Ethics, data access and disclosure
Ethical approval was obtained from the University Teaching and Research Ethics Committee at the University of St Andrews (reference GG14300). This study was also approved by the SLS Research Board (SLS project number 2018_012) and by the Public Benefit and Privacy Panel for Health and Social Care of NHS Scotland (reference 1819–0093). All analyses were performed in accordance with the relevant SLS guidelines and regulations. Data analysis was conducted in a secure environment, the SLS safe haven, at National Records of Scotland, by a named researcher (GC) with appropriate training and clearance. Analyses followed SLS guidelines to ensure the confidentiality of the data. In addition, results were prepared following the SLS statistical disclosure control protocol. Numerators and denominators are presented rounded to the nearest 10 and percentage estimated from rounded numbers. However, model estimates (odd and risk ratios) and their confidence intervals were calculated based on real numbers.

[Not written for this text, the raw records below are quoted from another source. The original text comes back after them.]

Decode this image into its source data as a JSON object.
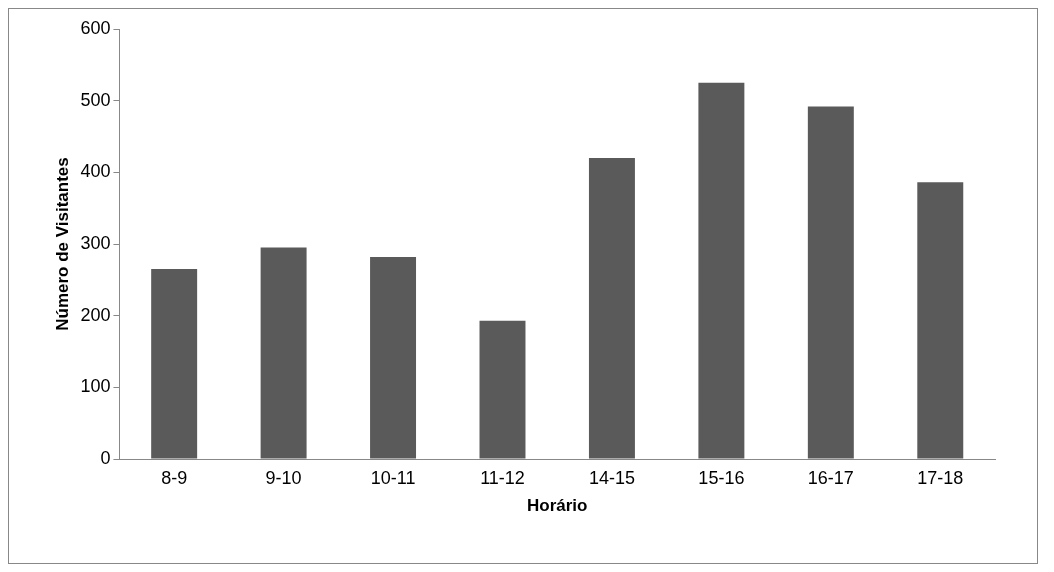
{
  "chart_data": {
    "type": "bar",
    "xlabel": "Horário",
    "ylabel": "Número de Visitantes",
    "categories": [
      "8-9",
      "9-10",
      "10-11",
      "11-12",
      "14-15",
      "15-16",
      "16-17",
      "17-18"
    ],
    "values": [
      265,
      295,
      282,
      193,
      420,
      525,
      492,
      386
    ],
    "color": "#5a5a5a",
    "ylim": [
      0,
      600
    ],
    "yticks": [
      0,
      100,
      200,
      300,
      400,
      500,
      600
    ],
    "grid": false,
    "legend": false
  }
}
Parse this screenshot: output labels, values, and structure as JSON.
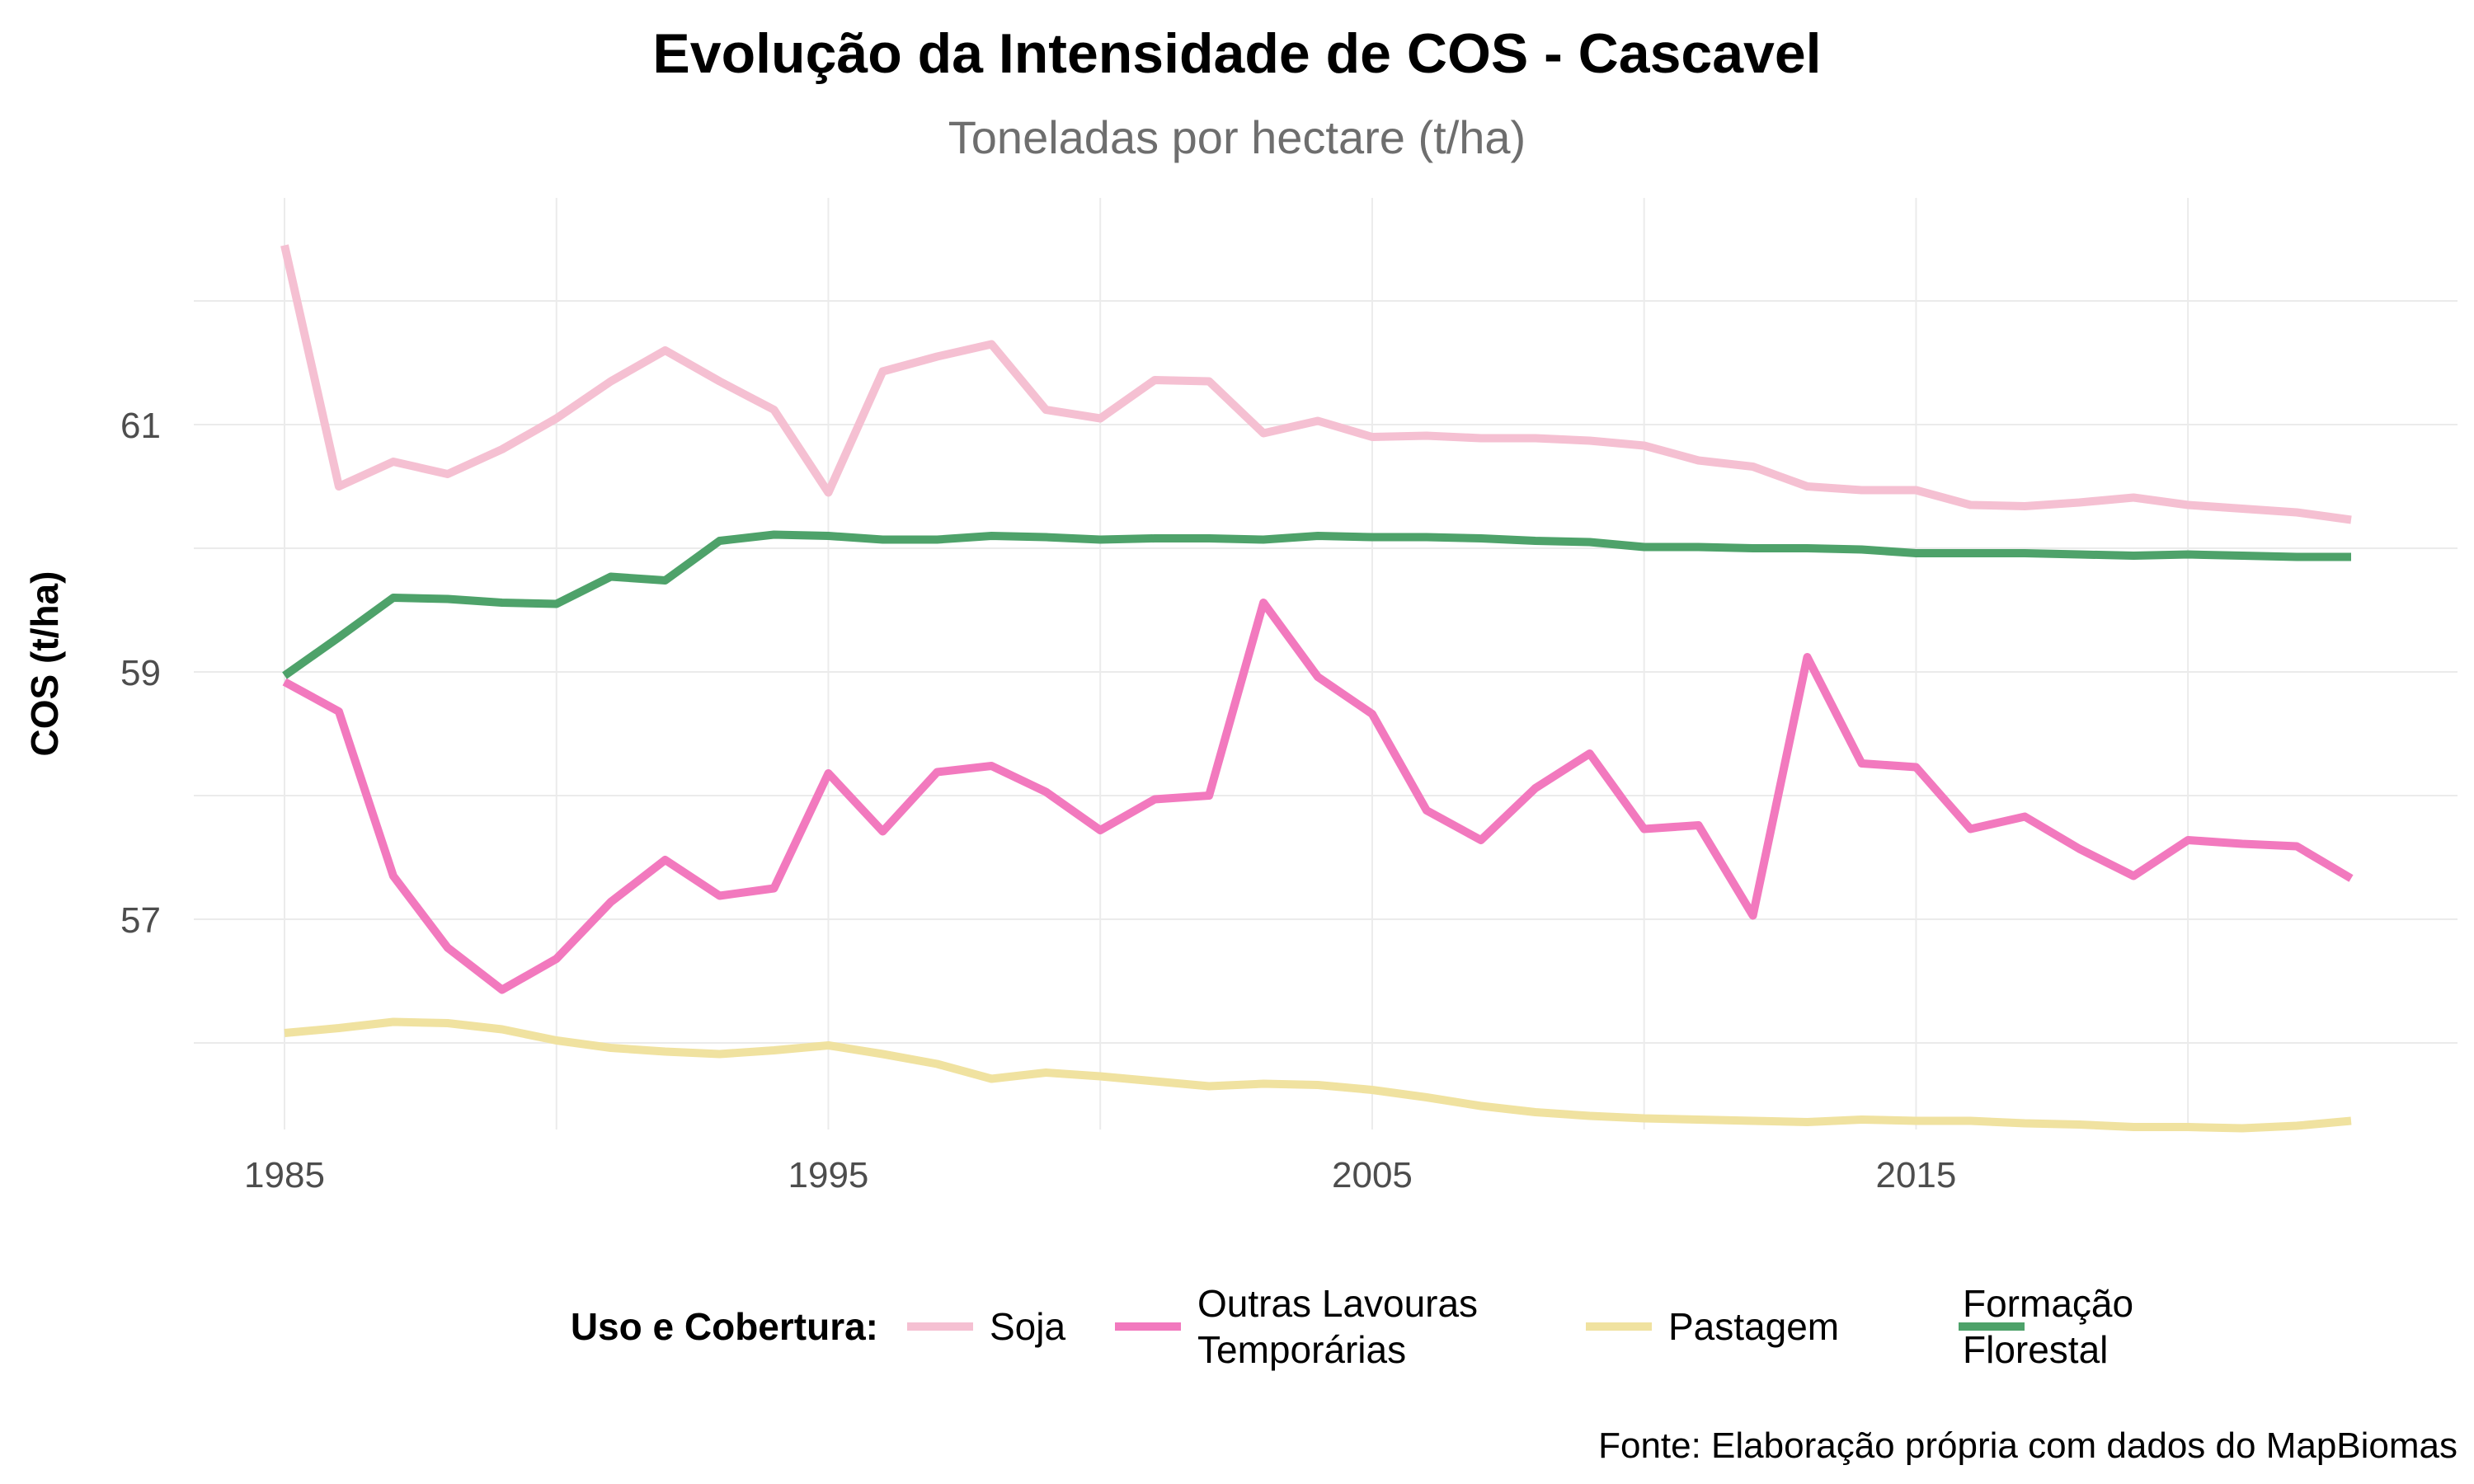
{
  "chart_data": {
    "type": "line",
    "title": "Evolução da Intensidade de COS - Cascavel",
    "subtitle": "Toneladas por hectare (t/ha)",
    "xlabel": "",
    "ylabel": "COS (t/ha)",
    "caption": "Fonte: Elaboração própria com dados do MapBiomas",
    "x": [
      1985,
      1986,
      1987,
      1988,
      1989,
      1990,
      1991,
      1992,
      1993,
      1994,
      1995,
      1996,
      1997,
      1998,
      1999,
      2000,
      2001,
      2002,
      2003,
      2004,
      2005,
      2006,
      2007,
      2008,
      2009,
      2010,
      2011,
      2012,
      2013,
      2014,
      2015,
      2016,
      2017,
      2018,
      2019,
      2020,
      2021,
      2022,
      2023
    ],
    "xlim": [
      1985,
      2023
    ],
    "ylim": [
      55.4,
      62.6
    ],
    "x_ticks": [
      "1985",
      "1995",
      "2005",
      "2015"
    ],
    "x_tick_values": [
      1985,
      1995,
      2005,
      2015
    ],
    "y_ticks": [
      "57",
      "59",
      "61"
    ],
    "y_tick_values": [
      57,
      59,
      61
    ],
    "grid": true,
    "legend": {
      "title": "Uso e Cobertura:",
      "position": "bottom",
      "items": [
        [
          "Soja"
        ],
        [
          "Outras Lavouras",
          "Temporárias"
        ],
        [
          "Pastagem"
        ],
        [
          "Formação",
          "Florestal"
        ]
      ]
    },
    "series": [
      {
        "name": "Soja",
        "color": "#f5c0d2",
        "values": [
          62.45,
          60.5,
          60.7,
          60.6,
          60.8,
          61.05,
          61.35,
          61.6,
          61.35,
          61.12,
          60.45,
          61.43,
          61.55,
          61.65,
          61.12,
          61.05,
          61.36,
          61.35,
          60.93,
          61.03,
          60.9,
          60.91,
          60.89,
          60.89,
          60.87,
          60.83,
          60.71,
          60.66,
          60.5,
          60.47,
          60.47,
          60.35,
          60.34,
          60.37,
          60.41,
          60.35,
          60.32,
          60.29,
          60.23
        ]
      },
      {
        "name": "Outras Lavouras Temporárias",
        "color": "#f279be",
        "values": [
          58.92,
          58.68,
          57.35,
          56.77,
          56.43,
          56.68,
          57.14,
          57.48,
          57.19,
          57.25,
          58.18,
          57.71,
          58.19,
          58.24,
          58.03,
          57.72,
          57.97,
          58.0,
          59.56,
          58.96,
          58.66,
          57.88,
          57.64,
          58.06,
          58.34,
          57.73,
          57.76,
          57.03,
          59.12,
          58.26,
          58.23,
          57.73,
          57.83,
          57.57,
          57.35,
          57.64,
          57.61,
          57.59,
          57.33
        ]
      },
      {
        "name": "Pastagem",
        "color": "#f0e2a0",
        "values": [
          56.08,
          56.12,
          56.17,
          56.16,
          56.11,
          56.02,
          55.96,
          55.93,
          55.91,
          55.94,
          55.98,
          55.91,
          55.83,
          55.71,
          55.76,
          55.73,
          55.69,
          55.65,
          55.67,
          55.66,
          55.62,
          55.56,
          55.49,
          55.44,
          55.41,
          55.39,
          55.38,
          55.37,
          55.36,
          55.38,
          55.37,
          55.37,
          55.35,
          55.34,
          55.32,
          55.32,
          55.31,
          55.33,
          55.37
        ]
      },
      {
        "name": "Formação Florestal",
        "color": "#4ea26a",
        "values": [
          58.97,
          59.28,
          59.6,
          59.59,
          59.56,
          59.55,
          59.77,
          59.74,
          60.06,
          60.11,
          60.1,
          60.07,
          60.07,
          60.1,
          60.09,
          60.07,
          60.08,
          60.08,
          60.07,
          60.1,
          60.09,
          60.09,
          60.08,
          60.06,
          60.05,
          60.01,
          60.01,
          60.0,
          60.0,
          59.99,
          59.96,
          59.96,
          59.96,
          59.95,
          59.94,
          59.95,
          59.94,
          59.93,
          59.93
        ]
      }
    ]
  }
}
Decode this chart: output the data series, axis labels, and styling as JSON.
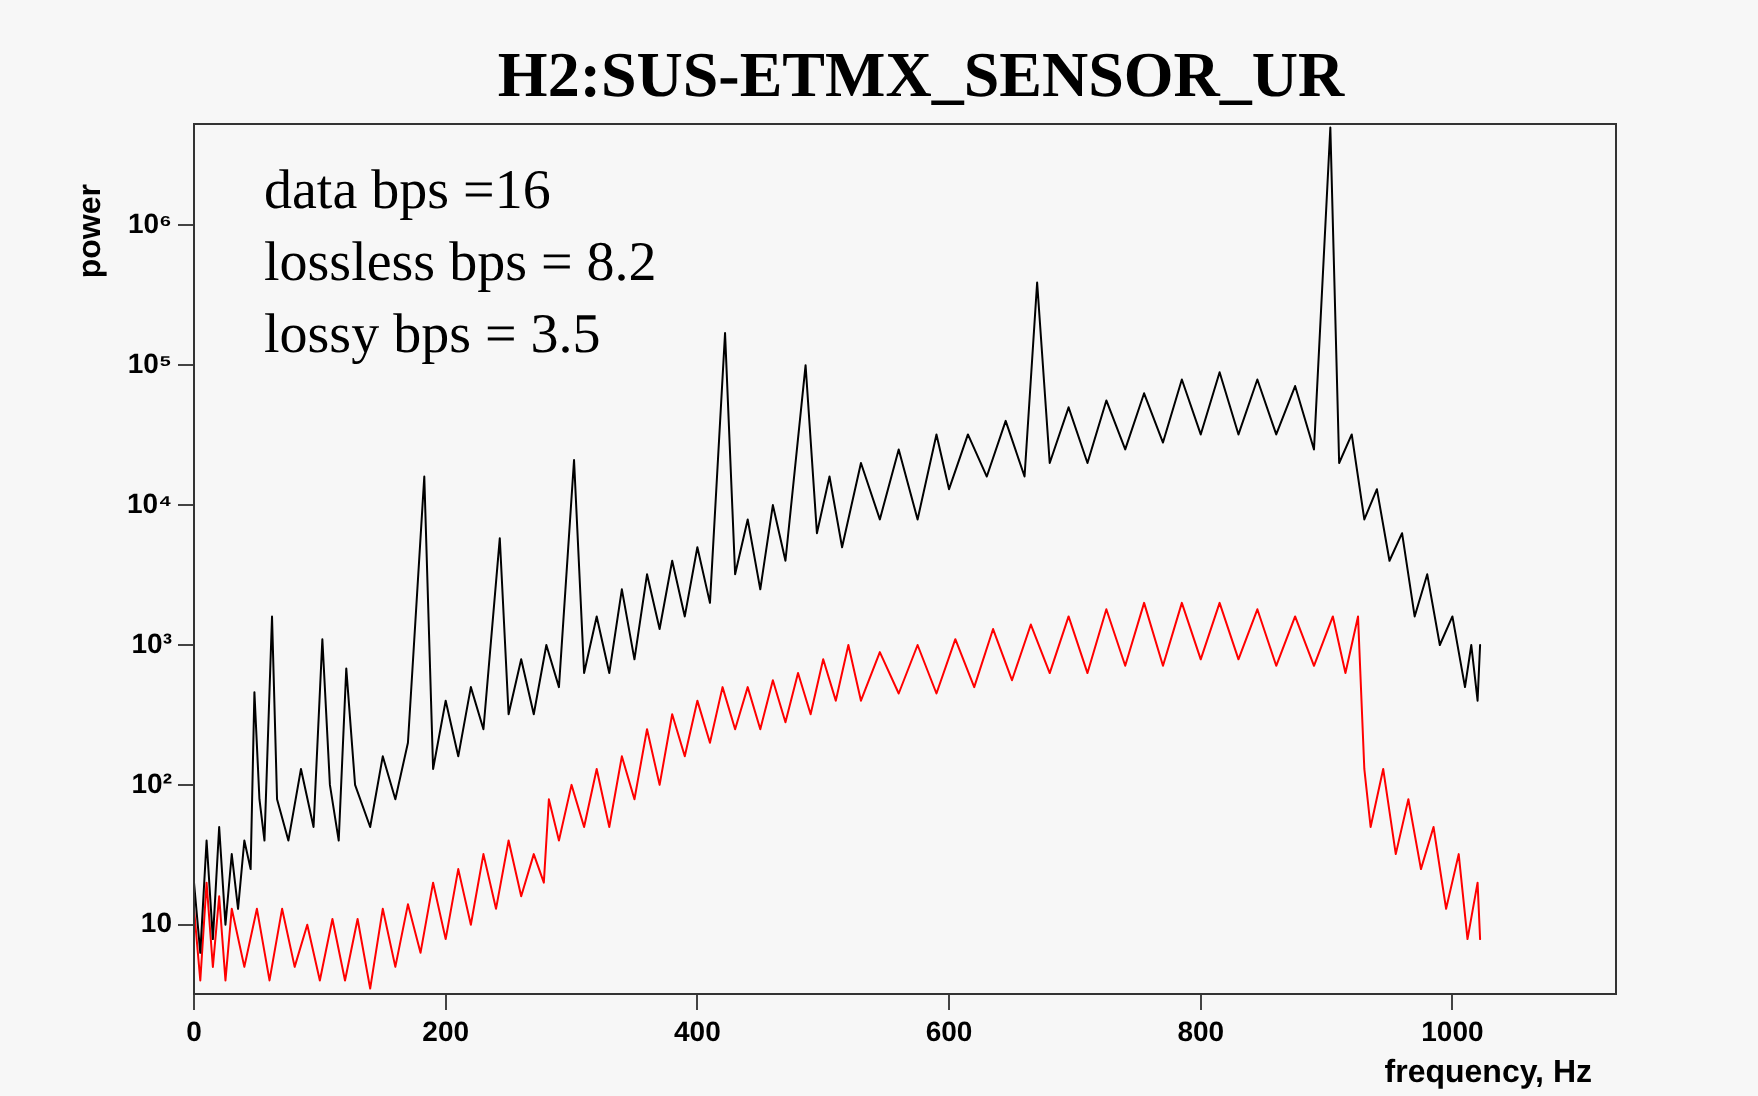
{
  "chart_data": {
    "type": "line",
    "title": "H2:SUS-ETMX_SENSOR_UR",
    "xlabel": "frequency, Hz",
    "ylabel": "power",
    "annotations": [
      "data bps =16",
      "lossless bps = 8.2",
      "lossy bps = 3.5"
    ],
    "log": "y",
    "grid": false,
    "legend": false,
    "marker": "none",
    "line_style": "solid",
    "xlim": [
      0,
      1130
    ],
    "xticks": [
      0,
      200,
      400,
      600,
      800,
      1000
    ],
    "ylim": [
      3.2,
      5300000
    ],
    "yticks": [
      {
        "value": 10,
        "label": "10"
      },
      {
        "value": 100,
        "label": "10²"
      },
      {
        "value": 1000,
        "label": "10³"
      },
      {
        "value": 10000,
        "label": "10⁴"
      },
      {
        "value": 100000,
        "label": "10⁵"
      },
      {
        "value": 1000000,
        "label": "10⁶"
      }
    ],
    "series": [
      {
        "color": "#000000",
        "x": [
          0,
          5,
          10,
          15,
          20,
          25,
          30,
          35,
          40,
          45,
          48,
          52,
          56,
          62,
          66,
          75,
          85,
          95,
          102,
          108,
          115,
          121,
          128,
          140,
          150,
          160,
          170,
          183,
          190,
          200,
          210,
          220,
          230,
          243,
          250,
          260,
          270,
          280,
          290,
          302,
          310,
          320,
          330,
          340,
          350,
          360,
          370,
          380,
          390,
          400,
          410,
          422,
          430,
          440,
          450,
          460,
          470,
          486,
          495,
          505,
          515,
          530,
          545,
          560,
          575,
          590,
          600,
          615,
          630,
          645,
          660,
          670,
          680,
          695,
          710,
          725,
          740,
          755,
          770,
          785,
          800,
          815,
          830,
          845,
          860,
          875,
          890,
          903,
          910,
          920,
          930,
          940,
          950,
          960,
          970,
          980,
          990,
          1000,
          1010,
          1015,
          1020,
          1022
        ],
        "values": [
          20,
          6.3,
          40,
          7.9,
          50,
          10,
          32,
          13,
          40,
          25,
          460,
          79,
          40,
          1600,
          79,
          40,
          130,
          50,
          1100,
          100,
          40,
          680,
          100,
          50,
          160,
          79,
          200,
          16000,
          130,
          400,
          160,
          500,
          250,
          5800,
          320,
          790,
          320,
          1000,
          500,
          21000,
          630,
          1600,
          630,
          2500,
          790,
          3200,
          1300,
          4000,
          1600,
          5000,
          2000,
          170000,
          3200,
          7900,
          2500,
          10000,
          4000,
          100000,
          6300,
          16000,
          5000,
          20000,
          7900,
          25000,
          7900,
          32000,
          13000,
          32000,
          16000,
          40000,
          16000,
          390000,
          20000,
          50000,
          20000,
          56000,
          25000,
          63000,
          28000,
          79000,
          32000,
          89000,
          32000,
          79000,
          32000,
          71000,
          25000,
          5000000,
          20000,
          32000,
          7900,
          13000,
          4000,
          6300,
          1600,
          3200,
          1000,
          1600,
          500,
          1000,
          400,
          1000
        ]
      },
      {
        "color": "#ff0000",
        "x": [
          0,
          5,
          10,
          15,
          20,
          25,
          30,
          40,
          50,
          60,
          70,
          80,
          90,
          100,
          110,
          120,
          130,
          140,
          150,
          160,
          170,
          180,
          190,
          200,
          210,
          220,
          230,
          240,
          250,
          260,
          270,
          278,
          282,
          290,
          300,
          310,
          320,
          330,
          340,
          350,
          360,
          370,
          380,
          390,
          400,
          410,
          420,
          430,
          440,
          450,
          460,
          470,
          480,
          490,
          500,
          510,
          520,
          530,
          545,
          560,
          575,
          590,
          605,
          620,
          635,
          650,
          665,
          680,
          695,
          710,
          725,
          740,
          755,
          770,
          785,
          800,
          815,
          830,
          845,
          860,
          875,
          890,
          905,
          915,
          925,
          930,
          935,
          945,
          955,
          965,
          975,
          985,
          995,
          1005,
          1012,
          1020,
          1022
        ],
        "values": [
          13,
          4,
          20,
          5,
          16,
          4,
          13,
          5,
          13,
          4,
          13,
          5,
          10,
          4,
          11,
          4,
          11,
          3.5,
          13,
          5,
          14,
          6.3,
          20,
          7.9,
          25,
          10,
          32,
          13,
          40,
          16,
          32,
          20,
          79,
          40,
          100,
          50,
          130,
          50,
          160,
          79,
          250,
          100,
          320,
          160,
          400,
          200,
          500,
          250,
          500,
          250,
          560,
          280,
          630,
          320,
          790,
          400,
          1000,
          400,
          890,
          450,
          1000,
          450,
          1100,
          500,
          1300,
          560,
          1400,
          630,
          1600,
          630,
          1800,
          710,
          2000,
          710,
          2000,
          790,
          2000,
          790,
          1800,
          710,
          1600,
          710,
          1600,
          630,
          1600,
          130,
          50,
          130,
          32,
          79,
          25,
          50,
          13,
          32,
          7.9,
          20,
          7.9
        ]
      }
    ]
  }
}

Ethical approval and consent to participate
We obtained ethical approval for this study from the University Teaching and Research Ethics Committee at the University of St Andrews (reference GG14300). Our SLS study linking the Scottish censuses to health record was approved by the SLS Research Board (SLS project number 2018_012) and the Public Benefit and Privacy Panel for Health and Social Care of NHS Scotland in October 2019 (reference 1819–0093). Individual consent was not sought. SLS linked datasets are anonymised and available in a dedicated safe haven following a strict protocol on access and disclosure control to ensure the safety and confidentiality of the data. Access is restricted to named researchers with appropriate training and clearance.